Acclaimed author Salman Rushdie will spend the rest of his life recovering from the injuries he suffered in a savage knife attack on Aug. 12 at the Chautauqua Institution in New York state.
The fact that he survived at all is due in large part to the work of a skilled firefighter and paramedic from Greater Cleveland's Italian American community. University Heights Fire Captain Peter Pucella had just arrived at the Chautauqua amphitheater when Rushdie, 75, who was being introduced for a program on free speech, was attacked by a man who rushed the stage. "Just as we entered, I heard an audible gasp," he said. "People were already jumping on stage."
Pucella also ran to the stage, where a "pile of guys" was still fighting to subdue the knife-wielding assailant and began to treat a man who was bleeding from a slashed eyebrow. That man turned out to be program moderator Henry Reese, co-founder of a nonprofit that aids exiled writers, who had just introduced Rushdie.
"I thought he was Rushdie," Pucella said. "I didn't know what either one of them looked like, and I didn't know how many victims there were."
"You've got another one over there," someone called to him. Pucella looked and moved to where he saw a pool of blood onstage.
He and his wife have been spending summers at Chautauqua for 30 years. He describes the 148-year-old institution, about two hours from Cleveland, as a “cross between a college campus, a summer camp and a resort.” Days and nights are filled with concerts, lectures, and other cultural activities. Pucella is so much a part of the community that he works as a paramedic while there, a week at a time.
Oddly enough, he said, he was not working the day of the attack. He was not working, that is, until he reached the theater stage and Rushdie.
The first wound, to the author's neck, had cut his jugular vein, which could have caused death within minutes. The next went through his right eyebrow. The attacker knocked Rushdie to the floor as he raised an arm to defend himself “and continued stabbing all the way down," severing nerves in his arm and damaging his liver, Pucella said. “All the wounds were on his right side. The whole attack was over in 15 seconds.”
Another paramedic who was in attendance “put his thumb in the hole in his neck, like something you would see in a war movie. We started packing all the holes with gauze.” Pucella also relieved the pressure of pooling blood that was pushing Rushdie’s eye from the socket.
One of the volunteers had a radio. Pucella grabbed it to call for backup and a medevac helicopter. The closest trauma center, in Erie, was 40 minutes away by ambulance but 10 minutes by helicopter.
The situation was so precarious when the helicopter arrived that the two paramedics on board were reluctant to transport Rushdie, fearing they wouldn’t be able to hold his airway tube and slashed artery at the same time. Pucella insisted they fly him. “I knew he wasn’t going to make it otherwise,” he said. “He was on death’s doorstep.”
Suffering what his son described as “life-changing injuries,” Rushdie underwent surgery and began a slow recovery at UPMC Hamot in Erie. Henry Reese, 73, was treated there for a facial injury and released the same day.
The attacker, identified by New York State Police as a 24-year-old man from New Jersey, was charged with attempted murder and assault and held without bail.
Pucella, covered in blood, returned to the amphitheater as the helicopter took off, hoping to retrieve a favorite shirt he had removed to keep it clean, only to be told by State Police that the area was off-limits as a crime scene. "I got it back two days later," he said with a chuckle.
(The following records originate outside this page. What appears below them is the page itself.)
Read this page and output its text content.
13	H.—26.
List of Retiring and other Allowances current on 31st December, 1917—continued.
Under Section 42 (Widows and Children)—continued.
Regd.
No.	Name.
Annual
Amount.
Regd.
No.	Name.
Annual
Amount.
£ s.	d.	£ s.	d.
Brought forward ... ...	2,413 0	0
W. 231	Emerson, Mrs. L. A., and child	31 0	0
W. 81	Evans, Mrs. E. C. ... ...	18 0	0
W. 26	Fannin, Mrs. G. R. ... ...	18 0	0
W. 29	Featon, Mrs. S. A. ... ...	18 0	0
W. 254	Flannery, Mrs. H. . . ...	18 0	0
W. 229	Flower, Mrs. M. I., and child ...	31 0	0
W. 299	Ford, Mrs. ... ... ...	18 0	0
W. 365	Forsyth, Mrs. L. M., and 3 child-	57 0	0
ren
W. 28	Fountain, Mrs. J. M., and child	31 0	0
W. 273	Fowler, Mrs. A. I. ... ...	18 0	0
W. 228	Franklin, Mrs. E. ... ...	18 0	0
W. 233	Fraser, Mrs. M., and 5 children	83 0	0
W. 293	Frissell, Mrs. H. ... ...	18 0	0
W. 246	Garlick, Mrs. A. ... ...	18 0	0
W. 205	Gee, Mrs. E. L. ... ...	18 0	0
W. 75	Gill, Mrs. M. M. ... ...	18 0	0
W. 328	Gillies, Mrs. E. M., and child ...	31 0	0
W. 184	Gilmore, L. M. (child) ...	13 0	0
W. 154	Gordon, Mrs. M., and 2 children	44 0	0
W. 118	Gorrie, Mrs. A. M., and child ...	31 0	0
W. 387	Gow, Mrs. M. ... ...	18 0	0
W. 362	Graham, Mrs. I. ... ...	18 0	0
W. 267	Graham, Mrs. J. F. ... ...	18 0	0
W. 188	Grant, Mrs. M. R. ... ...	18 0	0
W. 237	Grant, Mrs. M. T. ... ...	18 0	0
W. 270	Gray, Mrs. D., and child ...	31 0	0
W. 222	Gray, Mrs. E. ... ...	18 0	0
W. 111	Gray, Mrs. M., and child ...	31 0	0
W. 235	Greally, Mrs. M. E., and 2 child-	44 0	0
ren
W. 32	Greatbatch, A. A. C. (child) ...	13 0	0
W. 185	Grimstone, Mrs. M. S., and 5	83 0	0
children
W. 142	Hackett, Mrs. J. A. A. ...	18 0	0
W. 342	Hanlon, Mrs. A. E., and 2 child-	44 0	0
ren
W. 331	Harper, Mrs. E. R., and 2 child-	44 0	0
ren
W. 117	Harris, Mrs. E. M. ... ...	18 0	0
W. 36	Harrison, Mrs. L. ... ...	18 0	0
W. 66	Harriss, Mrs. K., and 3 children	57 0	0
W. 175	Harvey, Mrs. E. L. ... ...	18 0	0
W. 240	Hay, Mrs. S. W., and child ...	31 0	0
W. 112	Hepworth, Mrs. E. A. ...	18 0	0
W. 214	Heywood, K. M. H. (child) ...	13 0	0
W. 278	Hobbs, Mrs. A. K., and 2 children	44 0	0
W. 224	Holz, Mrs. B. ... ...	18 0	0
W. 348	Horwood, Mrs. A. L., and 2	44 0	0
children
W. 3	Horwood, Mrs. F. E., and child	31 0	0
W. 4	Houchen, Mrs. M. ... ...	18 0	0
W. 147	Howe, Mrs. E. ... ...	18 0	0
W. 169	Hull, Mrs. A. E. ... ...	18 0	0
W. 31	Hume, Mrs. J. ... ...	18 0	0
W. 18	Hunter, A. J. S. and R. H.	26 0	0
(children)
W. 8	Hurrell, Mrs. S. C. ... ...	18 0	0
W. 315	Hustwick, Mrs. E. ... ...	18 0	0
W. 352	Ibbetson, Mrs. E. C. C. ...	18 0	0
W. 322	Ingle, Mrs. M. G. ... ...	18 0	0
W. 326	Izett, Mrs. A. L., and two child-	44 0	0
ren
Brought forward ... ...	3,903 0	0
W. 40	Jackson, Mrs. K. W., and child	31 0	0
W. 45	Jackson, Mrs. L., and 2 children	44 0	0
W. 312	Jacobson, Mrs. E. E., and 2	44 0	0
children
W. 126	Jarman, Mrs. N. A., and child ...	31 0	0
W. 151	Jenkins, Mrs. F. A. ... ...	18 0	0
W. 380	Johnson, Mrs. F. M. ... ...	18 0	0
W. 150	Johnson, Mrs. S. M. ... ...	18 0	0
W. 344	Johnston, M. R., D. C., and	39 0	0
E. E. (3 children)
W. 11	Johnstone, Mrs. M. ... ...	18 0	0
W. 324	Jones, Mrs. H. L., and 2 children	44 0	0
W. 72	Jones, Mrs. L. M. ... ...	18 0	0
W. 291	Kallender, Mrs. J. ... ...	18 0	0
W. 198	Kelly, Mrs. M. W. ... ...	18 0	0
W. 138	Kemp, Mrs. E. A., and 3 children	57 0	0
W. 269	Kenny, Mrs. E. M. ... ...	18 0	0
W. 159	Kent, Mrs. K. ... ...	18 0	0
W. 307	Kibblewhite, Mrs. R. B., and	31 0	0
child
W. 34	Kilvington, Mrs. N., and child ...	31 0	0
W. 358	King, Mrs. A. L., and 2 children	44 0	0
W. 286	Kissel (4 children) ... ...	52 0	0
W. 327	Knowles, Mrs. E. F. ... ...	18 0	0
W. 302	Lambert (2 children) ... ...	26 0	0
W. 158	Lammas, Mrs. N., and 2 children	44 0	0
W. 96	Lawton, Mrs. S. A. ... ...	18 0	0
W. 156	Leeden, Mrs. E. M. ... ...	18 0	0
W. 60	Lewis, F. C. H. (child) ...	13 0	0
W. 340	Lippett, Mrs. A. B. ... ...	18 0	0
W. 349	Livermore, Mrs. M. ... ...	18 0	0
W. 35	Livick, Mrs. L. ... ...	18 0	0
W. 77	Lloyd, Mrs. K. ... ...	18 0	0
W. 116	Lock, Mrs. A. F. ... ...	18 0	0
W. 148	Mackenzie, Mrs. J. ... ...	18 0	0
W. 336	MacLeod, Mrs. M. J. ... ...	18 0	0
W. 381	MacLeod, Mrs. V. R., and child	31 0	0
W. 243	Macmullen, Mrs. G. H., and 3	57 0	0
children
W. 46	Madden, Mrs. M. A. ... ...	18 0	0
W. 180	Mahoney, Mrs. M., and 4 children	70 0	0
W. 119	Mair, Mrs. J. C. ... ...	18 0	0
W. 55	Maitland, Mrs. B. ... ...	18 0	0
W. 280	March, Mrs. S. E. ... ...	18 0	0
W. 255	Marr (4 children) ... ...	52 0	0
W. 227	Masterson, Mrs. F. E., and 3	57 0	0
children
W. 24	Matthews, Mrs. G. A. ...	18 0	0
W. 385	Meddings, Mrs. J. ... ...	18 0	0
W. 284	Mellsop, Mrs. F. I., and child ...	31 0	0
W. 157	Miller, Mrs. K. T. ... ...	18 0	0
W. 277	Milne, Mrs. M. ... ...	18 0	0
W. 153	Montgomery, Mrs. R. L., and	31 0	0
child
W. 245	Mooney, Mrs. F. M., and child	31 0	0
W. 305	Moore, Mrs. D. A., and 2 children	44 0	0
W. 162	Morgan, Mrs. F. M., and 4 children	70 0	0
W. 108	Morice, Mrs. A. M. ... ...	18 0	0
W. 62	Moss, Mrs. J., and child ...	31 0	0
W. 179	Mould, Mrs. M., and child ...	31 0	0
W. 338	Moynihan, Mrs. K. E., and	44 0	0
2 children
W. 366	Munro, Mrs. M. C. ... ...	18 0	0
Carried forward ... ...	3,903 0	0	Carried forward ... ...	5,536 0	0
The interest in education and cultural matters that brought Pucella to Chautauqua extends to his own heritage. Like other members of his family, the father of three is a longtime active member of Unione e Fratellanza Oratinese, the 98-year-old society founded by immigrants from the village of Oratino, Campobasso for themselves and their descendants.
“We are very proud of our member, Pete,” club president Anthony Pinto said. “This is just another good example of where an Italian American steps up, with no fanfare, and demonstrates leadership. No surprise!”